Now she looked at Darrow and nodded toward me. “What about him?”

“He’s my investigator. He’s bound by the same pledge of privacy.”

She thought about that, nodded, said, “Then we can continue.”

“Fine, dear. Let’s allow Mr. Heller to tell us what he’s discovered in his investigating these past several weeks.”

Her cow-eyed gaze fell coldly, contemptuously my way.

I said, “You’d been having an affair with Lt.
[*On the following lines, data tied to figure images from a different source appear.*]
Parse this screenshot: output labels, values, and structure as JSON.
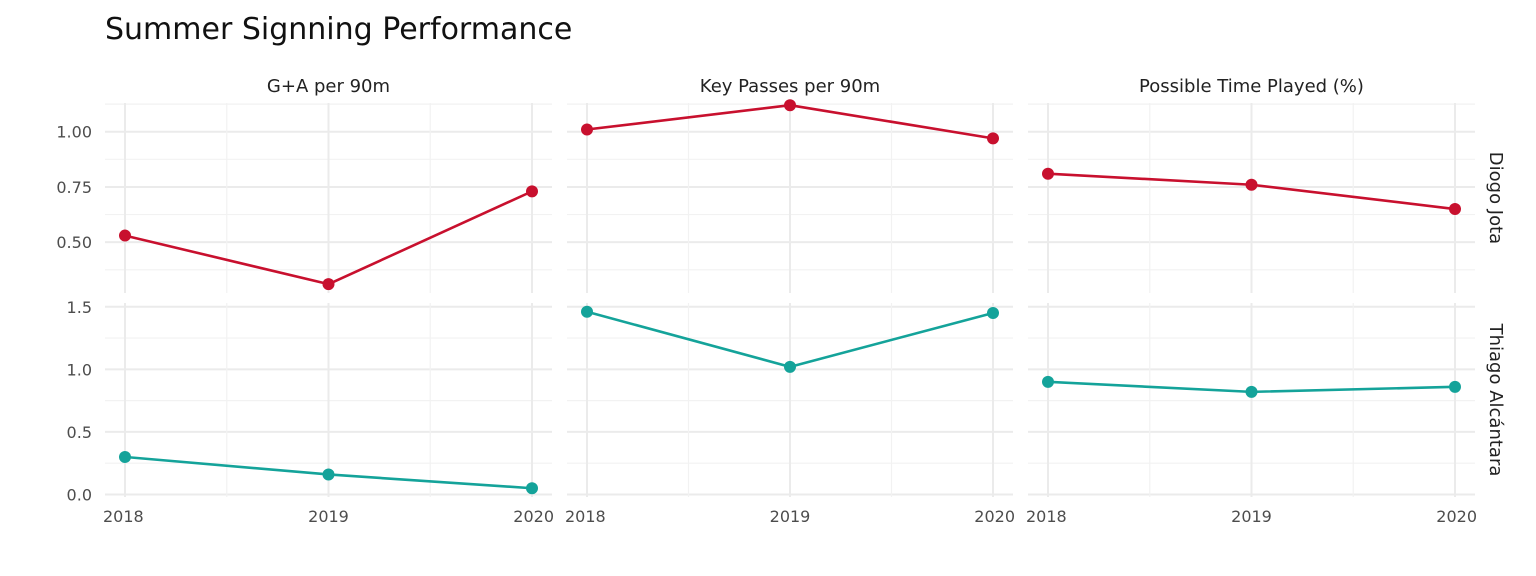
{
  "chart_data": {
    "type": "line",
    "title": "Summer Signning Performance",
    "facet_columns": [
      "G+A per 90m",
      "Key Passes per 90m",
      "Possible Time Played (%)"
    ],
    "facet_rows": [
      "Diogo Jota",
      "Thiago Alcántara"
    ],
    "x": [
      "2018",
      "2019",
      "2020"
    ],
    "row_scales": {
      "Diogo Jota": {
        "ylim": [
          0.27,
          1.13
        ],
        "ticks": [
          "0.50",
          "0.75",
          "1.00"
        ]
      },
      "Thiago Alcántara": {
        "ylim": [
          -0.02,
          1.53
        ],
        "ticks": [
          "0.0",
          "0.5",
          "1.0",
          "1.5"
        ]
      }
    },
    "series": [
      {
        "player": "Diogo Jota",
        "metric": "G+A per 90m",
        "values": [
          0.53,
          0.31,
          0.73
        ]
      },
      {
        "player": "Diogo Jota",
        "metric": "Key Passes per 90m",
        "values": [
          1.01,
          1.12,
          0.97
        ]
      },
      {
        "player": "Diogo Jota",
        "metric": "Possible Time Played (%)",
        "values": [
          0.81,
          0.76,
          0.65
        ]
      },
      {
        "player": "Thiago Alcántara",
        "metric": "G+A per 90m",
        "values": [
          0.3,
          0.16,
          0.05
        ]
      },
      {
        "player": "Thiago Alcántara",
        "metric": "Key Passes per 90m",
        "values": [
          1.46,
          1.02,
          1.45
        ]
      },
      {
        "player": "Thiago Alcántara",
        "metric": "Possible Time Played (%)",
        "values": [
          0.9,
          0.82,
          0.86
        ]
      }
    ],
    "colors": {
      "Diogo Jota": "#c8102e",
      "Thiago Alcántara": "#14a39a"
    },
    "grid": true,
    "legend": "none"
  }
}
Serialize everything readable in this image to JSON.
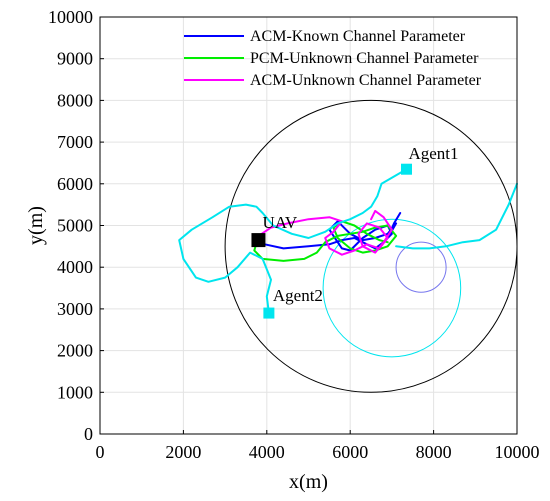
{
  "chart_data": {
    "type": "line",
    "xlabel": "x(m)",
    "ylabel": "y(m)",
    "xlim": [
      0,
      10000
    ],
    "ylim": [
      0,
      10000
    ],
    "xticks": [
      "0",
      "2000",
      "4000",
      "6000",
      "8000",
      "10000"
    ],
    "yticks": [
      "0",
      "1000",
      "2000",
      "3000",
      "4000",
      "5000",
      "6000",
      "7000",
      "8000",
      "9000",
      "10000"
    ],
    "grid": true,
    "legend_position": "top-right",
    "legend": [
      {
        "label": "ACM-Known Channel Parameter",
        "color": "#0000ff"
      },
      {
        "label": "PCM-Unknown Channel Parameter",
        "color": "#00ee00"
      },
      {
        "label": "ACM-Unknown Channel Parameter",
        "color": "#ff00ff"
      }
    ],
    "series": [
      {
        "name": "ACM-Known Channel Parameter",
        "color": "#0000ff",
        "x": [
          3950,
          4400,
          5000,
          5500,
          5800,
          6100,
          6400,
          6600,
          6800,
          7000,
          6900,
          6600,
          6300,
          6000,
          5800,
          5600,
          5500,
          5700,
          6000,
          6300,
          6600,
          6900,
          7100,
          6900,
          7050,
          7200
        ],
        "y": [
          4550,
          4450,
          4500,
          4550,
          4650,
          4700,
          4550,
          4450,
          4600,
          4800,
          5000,
          4900,
          4700,
          4400,
          4450,
          4750,
          4900,
          5100,
          4800,
          4650,
          4700,
          4800,
          5050,
          4700,
          5050,
          5300
        ]
      },
      {
        "name": "PCM-Unknown Channel Parameter",
        "color": "#00ee00",
        "x": [
          3800,
          3700,
          3900,
          4400,
          4900,
          5200,
          5400,
          5700,
          6000,
          6300,
          6600,
          6900,
          7100,
          6900,
          6600,
          6300,
          6000,
          5700,
          5600,
          5800,
          6100,
          6400,
          6700,
          6900
        ],
        "y": [
          4750,
          4400,
          4200,
          4150,
          4200,
          4350,
          4600,
          4750,
          4800,
          4850,
          4950,
          5000,
          4750,
          4500,
          4400,
          4350,
          4450,
          4700,
          4950,
          5100,
          5000,
          4800,
          4650,
          4600
        ]
      },
      {
        "name": "ACM-Unknown Channel Parameter",
        "color": "#ff00ff",
        "x": [
          3800,
          4100,
          4500,
          5000,
          5500,
          5800,
          5600,
          5400,
          5500,
          5800,
          6100,
          6400,
          6700,
          6900,
          6700,
          6400,
          6200,
          6300,
          6600,
          6800,
          7000,
          6800,
          6600,
          6500
        ],
        "y": [
          4750,
          4950,
          5050,
          5150,
          5200,
          5100,
          4850,
          4700,
          4450,
          4300,
          4400,
          4550,
          4450,
          4700,
          4950,
          5050,
          4800,
          4500,
          4350,
          4600,
          4900,
          5200,
          5350,
          5150
        ]
      },
      {
        "name": "",
        "color": "#00e5ee",
        "x": [
          7350,
          6750,
          6650,
          6500,
          6300,
          6000,
          5700,
          5400,
          5000,
          4600,
          4150,
          3900,
          3750,
          3500,
          3100,
          2700,
          2200,
          1900,
          2000,
          2300,
          2600,
          3000,
          3300,
          3600,
          3900,
          4100,
          4000,
          4050
        ],
        "y": [
          6350,
          6000,
          5700,
          5450,
          5300,
          5150,
          5050,
          4850,
          4700,
          4800,
          5000,
          5300,
          5450,
          5500,
          5450,
          5200,
          4900,
          4650,
          4200,
          3750,
          3650,
          3750,
          4000,
          4350,
          4200,
          3700,
          3300,
          2900
        ]
      },
      {
        "name": "",
        "color": "#00e5ee",
        "x": [
          7100,
          7500,
          7900,
          8300,
          8700,
          9100,
          9500,
          9800,
          10000
        ],
        "y": [
          4500,
          4450,
          4450,
          4500,
          4600,
          4650,
          4900,
          5500,
          6000
        ]
      }
    ],
    "circles": [
      {
        "cx": 6500,
        "cy": 4500,
        "r": 3500,
        "color": "#000000"
      },
      {
        "cx": 7000,
        "cy": 3500,
        "r": 1650,
        "color": "#00e5ee"
      },
      {
        "cx": 7700,
        "cy": 4000,
        "r": 600,
        "color": "#7777ee"
      }
    ],
    "markers": [
      {
        "label": "UAV",
        "x": 3800,
        "y": 4650,
        "color": "#000000"
      },
      {
        "label": "Agent1",
        "x": 7350,
        "y": 6350,
        "color": "#00e5ee"
      },
      {
        "label": "Agent2",
        "x": 4050,
        "y": 2900,
        "color": "#00e5ee"
      }
    ]
  }
}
Bradford, while your husband was away on duty. For whatever reason, it went bust, and, on the rebound, you began having a fling with a music boy named Sammy.”

Her lips were trembling; she had her chin up, though, the way her mother had in court.

“You didn’t want to go to the Ala Wai that night,” I continued, “because you knew Bradford would be there and also knew the place was one of Sammy’s favorite hangouts. And being with your husband in the proximity of two lovers, past and present, could be…awkward.”